Monday, February 2, 2009

kitty balls


I'm having my kitten's manhood removed tomorrow, and I feel a little badly about it because I know he has no idea what is coming for him. I wonder it would be like to be told that by tomorrow, you will have no more balls. What would you do in the meantime? Maybe it's better to just not know, and to continue living your life in kitty bliss not realizing that you are about to completely change in so many ways in just a few hours.

Holding hands with Obama

Obama and I were heading out onto a helipad from the White House and he grabbed my hand while we ran outside. The press saw that it was the President and came running towards us, snapping our photos and yelling questions while we ran, hand in hand, to his helicopter. Once inside, we nuzzled each other closely as we rose in the air... and then this scene replayed itself in my dream all morning.

Friday, December 19, 2008

oops

Okay, so I'm not exactly good with money. These last few days I have been adding up my debts and the grand totals are truly alarming. The last few years have been quite the roller coaster and the real world is coming up quicker on the horizon than I had originally planned. I knew I would have to deal with it at all some point and to my credit, I have ran away from it for years now. I've had some free time lately though, and its led me to understand that... it's time to deal with this shit. I think my only option is to make like the rest of the country: declare bankruptcy and hope for the best. I'm getting all my ducks in a row and then calling a lawyer that will hopefully be thrilled to call and deal with things that I just can't bring myself to even think about.

It really is too bad that you can't just go back in time, just so to do a few things differently.

While looking up lawyers and reading all about debtor's rights today, I also got a few other much more exciting things accomplished.
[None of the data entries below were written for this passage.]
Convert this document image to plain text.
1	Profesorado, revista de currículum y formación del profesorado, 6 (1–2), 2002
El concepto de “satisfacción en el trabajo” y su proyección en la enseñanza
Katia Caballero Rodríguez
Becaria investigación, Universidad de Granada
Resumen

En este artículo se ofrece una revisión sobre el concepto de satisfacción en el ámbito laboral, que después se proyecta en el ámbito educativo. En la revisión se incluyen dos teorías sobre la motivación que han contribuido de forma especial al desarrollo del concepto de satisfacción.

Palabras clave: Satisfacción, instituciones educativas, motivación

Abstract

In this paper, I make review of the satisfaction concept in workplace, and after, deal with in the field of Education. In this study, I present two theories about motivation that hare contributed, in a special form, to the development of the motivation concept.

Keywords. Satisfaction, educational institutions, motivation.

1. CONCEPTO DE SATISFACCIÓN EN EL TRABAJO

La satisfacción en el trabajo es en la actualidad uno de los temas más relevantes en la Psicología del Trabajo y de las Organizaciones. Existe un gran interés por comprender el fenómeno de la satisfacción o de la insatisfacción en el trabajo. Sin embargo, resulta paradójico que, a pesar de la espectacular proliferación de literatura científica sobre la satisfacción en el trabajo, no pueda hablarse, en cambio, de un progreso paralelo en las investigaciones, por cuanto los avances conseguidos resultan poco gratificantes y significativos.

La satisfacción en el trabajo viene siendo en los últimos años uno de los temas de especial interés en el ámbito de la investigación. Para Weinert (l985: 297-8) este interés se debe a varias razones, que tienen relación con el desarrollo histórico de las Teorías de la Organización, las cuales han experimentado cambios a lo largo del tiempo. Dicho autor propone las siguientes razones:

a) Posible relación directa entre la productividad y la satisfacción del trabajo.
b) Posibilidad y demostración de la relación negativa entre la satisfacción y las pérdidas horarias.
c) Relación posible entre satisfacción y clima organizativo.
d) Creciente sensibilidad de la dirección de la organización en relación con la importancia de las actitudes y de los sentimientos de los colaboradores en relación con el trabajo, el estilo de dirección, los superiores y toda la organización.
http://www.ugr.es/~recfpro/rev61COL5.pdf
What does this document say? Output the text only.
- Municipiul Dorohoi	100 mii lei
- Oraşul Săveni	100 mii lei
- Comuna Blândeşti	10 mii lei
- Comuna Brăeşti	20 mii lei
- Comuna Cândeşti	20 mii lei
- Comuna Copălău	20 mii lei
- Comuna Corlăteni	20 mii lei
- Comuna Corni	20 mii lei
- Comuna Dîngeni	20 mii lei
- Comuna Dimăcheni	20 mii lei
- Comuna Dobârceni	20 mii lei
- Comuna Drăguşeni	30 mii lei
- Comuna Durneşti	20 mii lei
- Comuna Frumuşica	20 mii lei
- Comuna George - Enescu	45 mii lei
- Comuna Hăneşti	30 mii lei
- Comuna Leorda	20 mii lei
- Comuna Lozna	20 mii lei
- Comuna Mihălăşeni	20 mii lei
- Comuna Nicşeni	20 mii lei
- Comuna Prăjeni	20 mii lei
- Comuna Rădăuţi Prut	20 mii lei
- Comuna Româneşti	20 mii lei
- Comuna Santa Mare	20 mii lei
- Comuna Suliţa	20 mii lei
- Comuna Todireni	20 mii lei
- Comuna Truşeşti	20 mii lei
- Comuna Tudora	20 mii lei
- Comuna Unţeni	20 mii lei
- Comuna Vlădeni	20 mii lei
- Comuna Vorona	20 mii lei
I mustered up the courage to call Chicago Public Radio and and now I have a phone interview on Monday, which makes me incredibly happy and hopeful.

I also got tickets to go with Matt to San Francisco in February, marking a whole year together. =)

Life can be so sweet and sour.

Tuesday, December 16, 2008

you got me going

So lets all agree that Britney's new album is fucking amazing.

Especially 'Phonography', which is a lovely song about phone sex. The lyrics are pretty amazing, and go a little like this:

"I like my bluetooth, uh oh, button's coming loose, i need my hands free. then i let my mind blow, playing with my ring tone, you got service, i got service, baby we can talk all night."

"there will be no talk of adding you to my plan, thats how we should keep it mr telephone man."

Genius.

http://www.youtube.com/watch?v=HmFZTsWg8K4

chrissmas up date

Christmas time seems to be upon us once again and I for one am thrilled. It's going to be hard to top the last few Christmases I've had. Last year, I went home to my Mother's and it was a depressing affair, as my Mom was in a very sour mood and the boyfriend I had brought home at the time was awful, so I proceeded to drink my little heart out until my Mom insisted that she drive me to the train, while I sang Pat Benetar to her as loud as I could.

This year, however, is already shaping up to be better. Matt and I did a little decorating last night, as seen by Sable at the Christmas lamp. I'm also holding out a faint hope of getting a car for Christmas. I've been talking to my Dad about getting a cheap one to get around the city in the winter and he seems surprisingly receptive to the idea and wants to help me get one. But I spoke to him yesterday and found out that while looking for a car for me, he bought himself one instead! Apparently he bought it "with me in mind", but I don't really know how you can see a red Cadillac Eldorado and think that it would be a good car for your gay son that lives in the ghetto. But now it's just so perfect for him that he's just going to have to keep looking. Hrmph.

As for Chicago Public Radio, we have been e-mailing each other for the last few weeks trying to set up times to be interviewed, and now I feel like it's looking grim. I'm not giving up hope quite yet though, I will do that once I know the internship should have already started. Maybe I will just work up the courage to just call them, to plea to work for free.

Monday, November 3, 2008

Sunday, October 26, 2008

its in the bag.

Maybe I'm setting myself up disappointment, but I think Obama really has got this whole thing in the bag.